Festival d’Annecy 2026: jour 2
- Ben-Charif Lopes
- il y a 48 minutes
- 3 min de lecture
Le Festival international du film d'animation d'Annecy se poursuit. Retour sur une deuxième journée entre deux salles et deux films, alors que la fatigue commence à se faire sentir : Le Fils de Pute, de Savio Leite, Erica Maradona, Tania Anaya et Otto Guerra, et We Are Aliens, de Kohei Kadowaki.

Le festival use. Se coucher passé minuit, se lever à 13h : le rythme s'impose de lui-même, presque sans qu'on l'ait décidé. Une fois réveillé, je me penche sur le programme de la journée. Deux films : Le Fils de Pute à 15h, et We Are Aliens à 20h45, celui que j'attends depuis le début de la manifestation.
Le festival ne tient pas dans une seule salle : il irrigue toute la ville, et naviguer d'un cinéma à l'autre finit par ressembler à une sorte de rallye. Direction le Pathé d'Annecy, une salle plus petite que Bonlieu, pour Le Fils de Pute, film brésilien de 1h12 en animation 2D, réalisé par Savio Leite, Erica Maradona, Tania Anaya et Otto Guerra.
Derrière ce titre sulfureux se cache une histoire bien plus tendre. Dans le petit village de Veredas se dresse la Casa Rosa, célèbre maison close tenue par la mère d'Ismael. À cause de cela, tous les habitants du village le surnomment le fils de pute. Pour fuir cette réalité, Ismael quitte sa mère à la recherche de deux choses qu'il n'a jamais connues : son père et l'océan. Il sera accompagné dans ce voyage long et périlleux par un chien qui parle, croisera un tueur en série guitariste, une prostituée dont il tombera amoureux, et un homme recherché par la police.
Le film impressionne d'abord par sa direction artistique. Les couleurs envahissent l'écran selon les lieux traversés : orangé dans le désert, rose flashy lors des soirées dansantes, bleu d'outremer à l'approche de la mer, comme si quelqu'un avait renversé un seau de peinture sur chaque séquence. La bossa nova et la MPB traversent le récit du début à la fin, et l'ensemble dégage une chaleur formelle indéniable.
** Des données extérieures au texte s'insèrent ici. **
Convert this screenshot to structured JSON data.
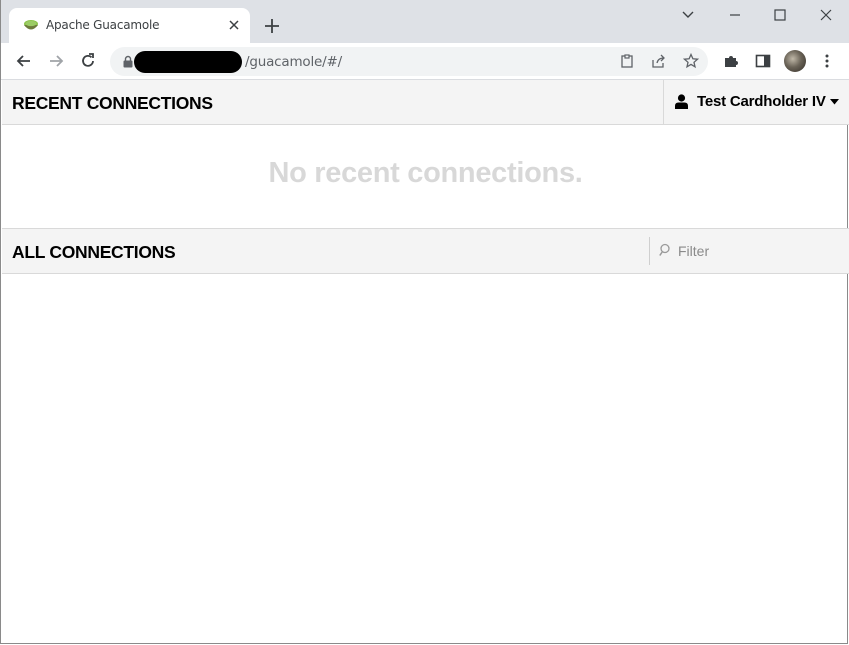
{
  "browser": {
    "tab": {
      "title": "Apache Guacamole"
    },
    "address": {
      "url": "/guacamole/#/"
    }
  },
  "page": {
    "recent": {
      "title": "RECENT CONNECTIONS",
      "empty_message": "No recent connections."
    },
    "user_menu": {
      "username": "Test Cardholder IV"
    },
    "all": {
      "title": "ALL CONNECTIONS",
      "filter_placeholder": "Filter"
    }
  },
  "colors": {
    "header_bg": "#f4f4f4",
    "empty_text": "#d8d8d8",
    "favicon": "#6aa84f"
  }
}
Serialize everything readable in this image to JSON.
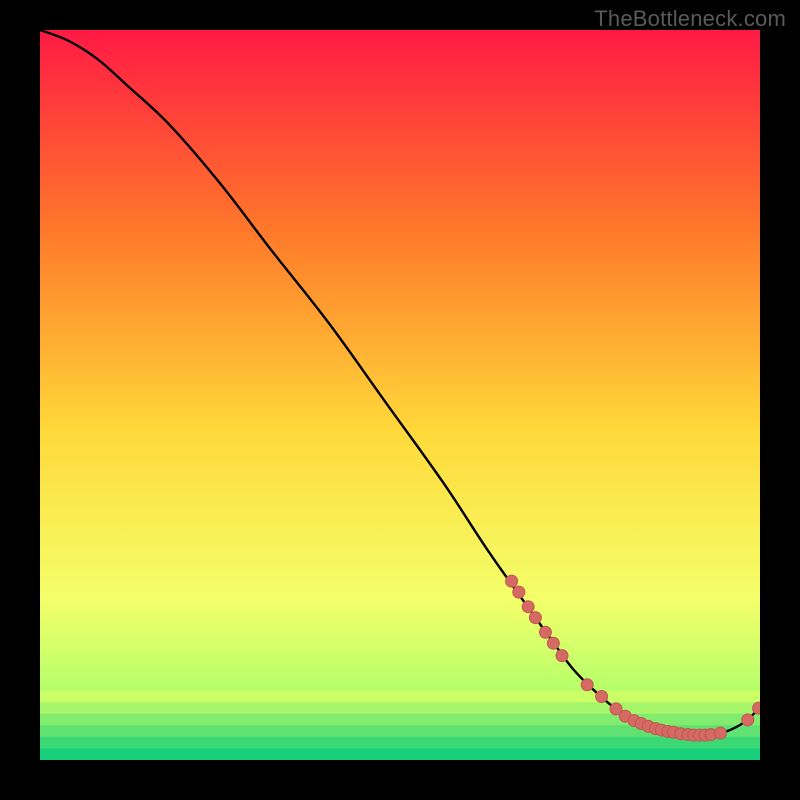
{
  "watermark": "TheBottleneck.com",
  "colors": {
    "background": "#000000",
    "gradient_top": "#ff1a44",
    "gradient_mid1": "#ff7a2a",
    "gradient_mid2": "#ffd93a",
    "gradient_low": "#f4ff6a",
    "gradient_green_start": "#b8ff6a",
    "gradient_bottom": "#18e07a",
    "curve": "#000000",
    "marker_fill": "#d46a63",
    "marker_stroke": "#c2574f"
  },
  "chart_data": {
    "type": "line",
    "title": "",
    "xlabel": "",
    "ylabel": "",
    "xlim": [
      0,
      100
    ],
    "ylim": [
      0,
      100
    ],
    "series": [
      {
        "name": "bottleneck-curve",
        "x": [
          0,
          4,
          8,
          12,
          18,
          25,
          32,
          40,
          48,
          56,
          62,
          67,
          71,
          74,
          77,
          80,
          83,
          86,
          89,
          92,
          95,
          98,
          100
        ],
        "y": [
          100,
          98.5,
          96,
          92.5,
          87,
          79,
          70,
          60,
          49,
          38,
          29,
          22,
          16.5,
          12.5,
          9.5,
          7,
          5.3,
          4.2,
          3.6,
          3.4,
          3.8,
          5.3,
          7.3
        ]
      }
    ],
    "markers": [
      {
        "x": 65.5,
        "y": 24.5
      },
      {
        "x": 66.5,
        "y": 23.0
      },
      {
        "x": 67.8,
        "y": 21.0
      },
      {
        "x": 68.8,
        "y": 19.5
      },
      {
        "x": 70.2,
        "y": 17.5
      },
      {
        "x": 71.3,
        "y": 16.0
      },
      {
        "x": 72.5,
        "y": 14.3
      },
      {
        "x": 76.0,
        "y": 10.3
      },
      {
        "x": 78.0,
        "y": 8.7
      },
      {
        "x": 80.0,
        "y": 7.0
      },
      {
        "x": 81.3,
        "y": 6.0
      },
      {
        "x": 82.5,
        "y": 5.4
      },
      {
        "x": 83.5,
        "y": 5.0
      },
      {
        "x": 84.5,
        "y": 4.6
      },
      {
        "x": 85.5,
        "y": 4.3
      },
      {
        "x": 86.3,
        "y": 4.1
      },
      {
        "x": 87.2,
        "y": 3.9
      },
      {
        "x": 88.0,
        "y": 3.8
      },
      {
        "x": 89.0,
        "y": 3.6
      },
      {
        "x": 90.0,
        "y": 3.5
      },
      {
        "x": 90.8,
        "y": 3.4
      },
      {
        "x": 91.6,
        "y": 3.4
      },
      {
        "x": 92.4,
        "y": 3.4
      },
      {
        "x": 93.2,
        "y": 3.5
      },
      {
        "x": 94.5,
        "y": 3.7
      },
      {
        "x": 98.3,
        "y": 5.5
      },
      {
        "x": 99.8,
        "y": 7.1
      }
    ]
  }
}
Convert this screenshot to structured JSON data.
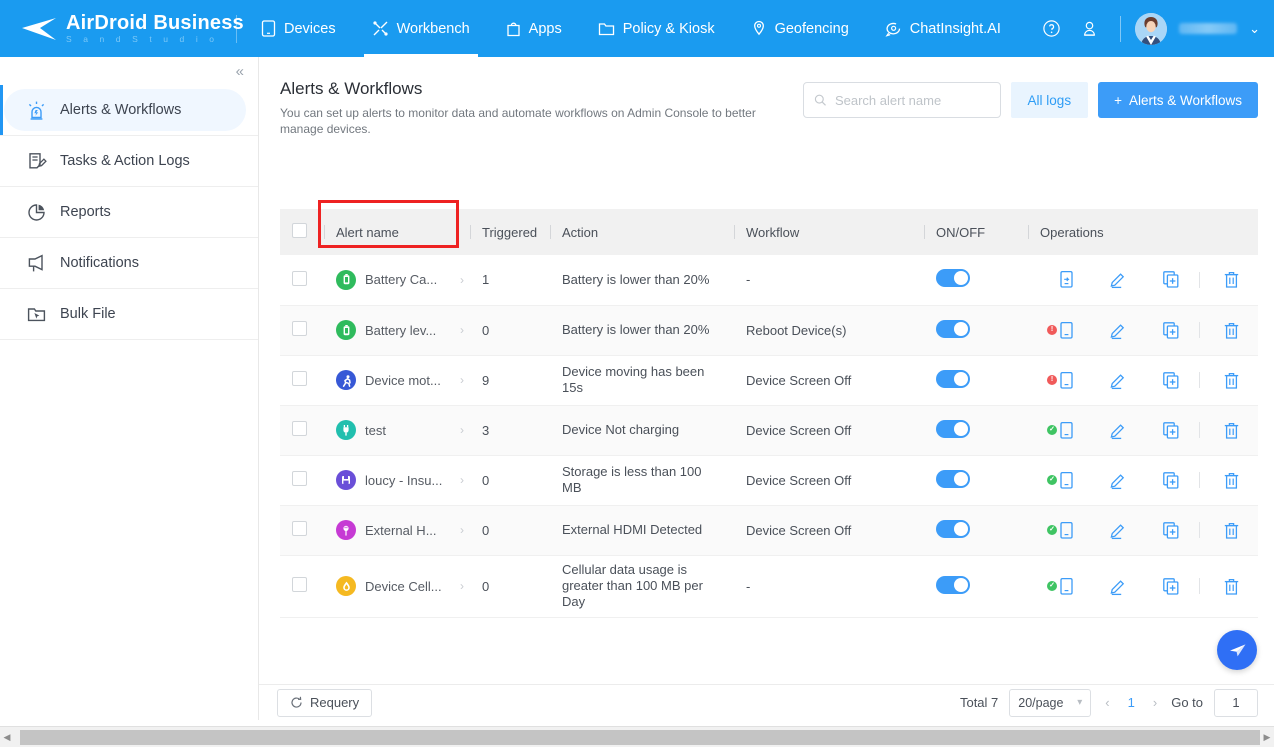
{
  "topnav": {
    "brand_title": "AirDroid Business",
    "brand_sub": "S a n d   S t u d i o",
    "items": [
      {
        "label": "Devices",
        "icon": "device-icon",
        "active": false
      },
      {
        "label": "Workbench",
        "icon": "tools-icon",
        "active": true
      },
      {
        "label": "Apps",
        "icon": "apps-bag-icon",
        "active": false
      },
      {
        "label": "Policy & Kiosk",
        "icon": "folder-icon",
        "active": false
      },
      {
        "label": "Geofencing",
        "icon": "location-pin-icon",
        "active": false
      },
      {
        "label": "ChatInsight.AI",
        "icon": "chat-ai-icon",
        "active": false
      }
    ],
    "help_icon": "help-circle-icon",
    "account_icon": "user-shield-icon",
    "avatar": "avatar",
    "username": "",
    "caret": "⌄"
  },
  "sidebar": {
    "collapse_label": "«",
    "items": [
      {
        "label": "Alerts & Workflows",
        "icon": "alarm-light-icon",
        "active": true
      },
      {
        "label": "Tasks & Action Logs",
        "icon": "task-list-icon",
        "active": false
      },
      {
        "label": "Reports",
        "icon": "pie-chart-icon",
        "active": false
      },
      {
        "label": "Notifications",
        "icon": "megaphone-icon",
        "active": false
      },
      {
        "label": "Bulk File",
        "icon": "folder-cursor-icon",
        "active": false
      }
    ]
  },
  "page": {
    "title": "Alerts & Workflows",
    "description": "You can set up alerts to monitor data and automate workflows on Admin Console to better manage devices."
  },
  "search": {
    "placeholder": "Search alert name",
    "value": "",
    "icon": "search-icon"
  },
  "buttons": {
    "all_logs": "All logs",
    "add_alert": "Alerts & Workflows",
    "add_plus": "+",
    "requery": "Requery"
  },
  "table": {
    "columns": [
      "Alert name",
      "Triggered",
      "Action",
      "Workflow",
      "ON/OFF",
      "Operations"
    ],
    "rows": [
      {
        "name": "Battery Ca...",
        "icon": "battery-icon",
        "icon_color": "#2fbb5d",
        "triggered": "1",
        "triggered_zero": false,
        "action": "Battery is lower than 20%",
        "workflow": "-",
        "on": true,
        "assign_badge": "none",
        "highlight": true
      },
      {
        "name": "Battery lev...",
        "icon": "battery-icon",
        "icon_color": "#2fbb5d",
        "triggered": "0",
        "triggered_zero": true,
        "action": "Battery is lower than 20%",
        "workflow": "Reboot Device(s)",
        "on": true,
        "assign_badge": "error",
        "highlight": false
      },
      {
        "name": "Device mot...",
        "icon": "running-person-icon",
        "icon_color": "#3758d6",
        "triggered": "9",
        "triggered_zero": false,
        "action": "Device moving has been 15s",
        "workflow": "Device Screen Off",
        "on": true,
        "assign_badge": "error",
        "highlight": false
      },
      {
        "name": "test",
        "icon": "plug-icon",
        "icon_color": "#21bfae",
        "triggered": "3",
        "triggered_zero": false,
        "action": "Device Not charging",
        "workflow": "Device Screen Off",
        "on": true,
        "assign_badge": "ok",
        "highlight": false
      },
      {
        "name": "loucy - Insu...",
        "icon": "storage-icon",
        "icon_color": "#6a4fd8",
        "triggered": "0",
        "triggered_zero": true,
        "action": "Storage is less than 100 MB",
        "workflow": "Device Screen Off",
        "on": true,
        "assign_badge": "ok",
        "highlight": false
      },
      {
        "name": "External H...",
        "icon": "usb-hdmi-icon",
        "icon_color": "#c63ad4",
        "triggered": "0",
        "triggered_zero": true,
        "action": "External HDMI Detected",
        "workflow": "Device Screen Off",
        "on": true,
        "assign_badge": "ok",
        "highlight": false
      },
      {
        "name": "Device Cell...",
        "icon": "data-drop-icon",
        "icon_color": "#f5b921",
        "triggered": "0",
        "triggered_zero": true,
        "action": "Cellular data usage is greater than 100 MB per Day",
        "workflow": "-",
        "on": true,
        "assign_badge": "ok",
        "highlight": false
      }
    ],
    "operation_icons": [
      "assign-device-icon",
      "edit-icon",
      "duplicate-icon",
      "delete-icon"
    ]
  },
  "pagination": {
    "total": "Total 7",
    "page_size": "20/page",
    "prev": "‹",
    "next": "›",
    "current_page": "1",
    "goto_label": "Go to",
    "goto_value": "1"
  },
  "fab": {
    "icon": "send-plane-icon"
  },
  "colors": {
    "brand_blue": "#1a9bf0",
    "primary": "#3c9cf8",
    "highlight_red": "#ee2222",
    "toggle_on": "#3c9cf8",
    "fab_blue": "#2f6ff5"
  }
}
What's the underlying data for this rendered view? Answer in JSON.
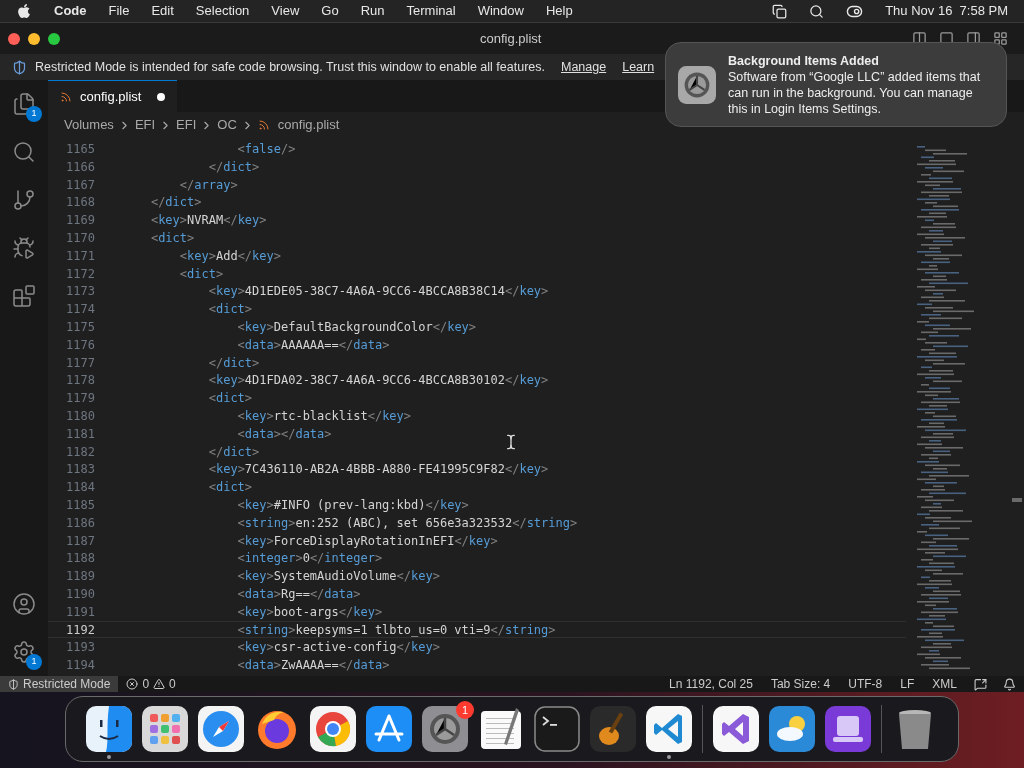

Son point fort le plus saillant tient à la contradiction qui structure le récit : Ismael cherche un père qui l'a abandonné, en abandonnant la mère qui lui a tout donné. Ce paradoxe dit en filigrane quelque chose d'universel sur l'émancipation, sur ce désir de se construire en allant vers ce qui manque plutôt que vers ce qui est là. En cherchant son père, Ismael finit par trouver la mer. C'est là que réside l'essentiel du film, dans cette quête poétique vers un ailleurs, pour se trouver soi-même, ou se perdre volontairement.
Le second film de la soirée, Un Monde entre nous (We Are Aliens) à 20h45, a failli être manqué : il était projeté à La Turbine, une autre salle qu’on rejoint après quinze minutes de bus. Je suis arrivé essoufflé, mais juste à temps.
Un Monde entre nous est un premier long-métrage d'animation franco-japonais réalisé par Kohei Kadowaki, qui suit Tsubasa et Gyotaro, deux garçons que tout oppose. L'un, solitaire et réservé, est constamment associé au bleu ; l'autre, solaire et extraverti, rayonne dans des teintes jaunes. Leur rencontre donne naissance à une amitié profonde, avant que le temps et les blessures de l'enfance ne viennent la fissurer.
Ce qui frappe d'emblée, c'est la technique d'animation en rotoscopie : les mouvements sont calqués sur des prises de vues réelles, ce qui leur confère une fluidité et une présence physique inhabituelles dans l'animation. Les plans serrés sur les visages font le reste.
La première partie du film brille par sa retenue. Le récit avance sans forcer, laissant les images porter le sens : des parapluies bleus et jaunes sous la pluie, des reflets dans les flaques, des origamis, des ciels traversés de couleurs douces. Ces détails, en apparence insignifiants, composent une mise en scène d'une grande densité poétique. La musique, portée par un piano mélancolique aux accents proches d'Erik Satie, accompagne cette atmosphère contemplative avec justesse.
La seconde partie est moins convaincante. Le propos se fait plus appuyé, parfois trop explicite là où la première heure savait se taire. Ce basculement de ton affaiblit légèrement l'ensemble, laissant un goût amer à la fin du film. Un Monde entre nous reste une œuvre sincère, qui interroge avec poésie les traces que l'amitié, le rejet et le harcèlement laissent bien après l'enfance.

À la fin de la dernière séance, j'ai pris l'habitude de longer le lac. La nuit y est douce, la ville se fait plus silencieuse, et c'est le moment que je choisis pour laisser les films vivre encore un peu, résonner, avant de les lâcher.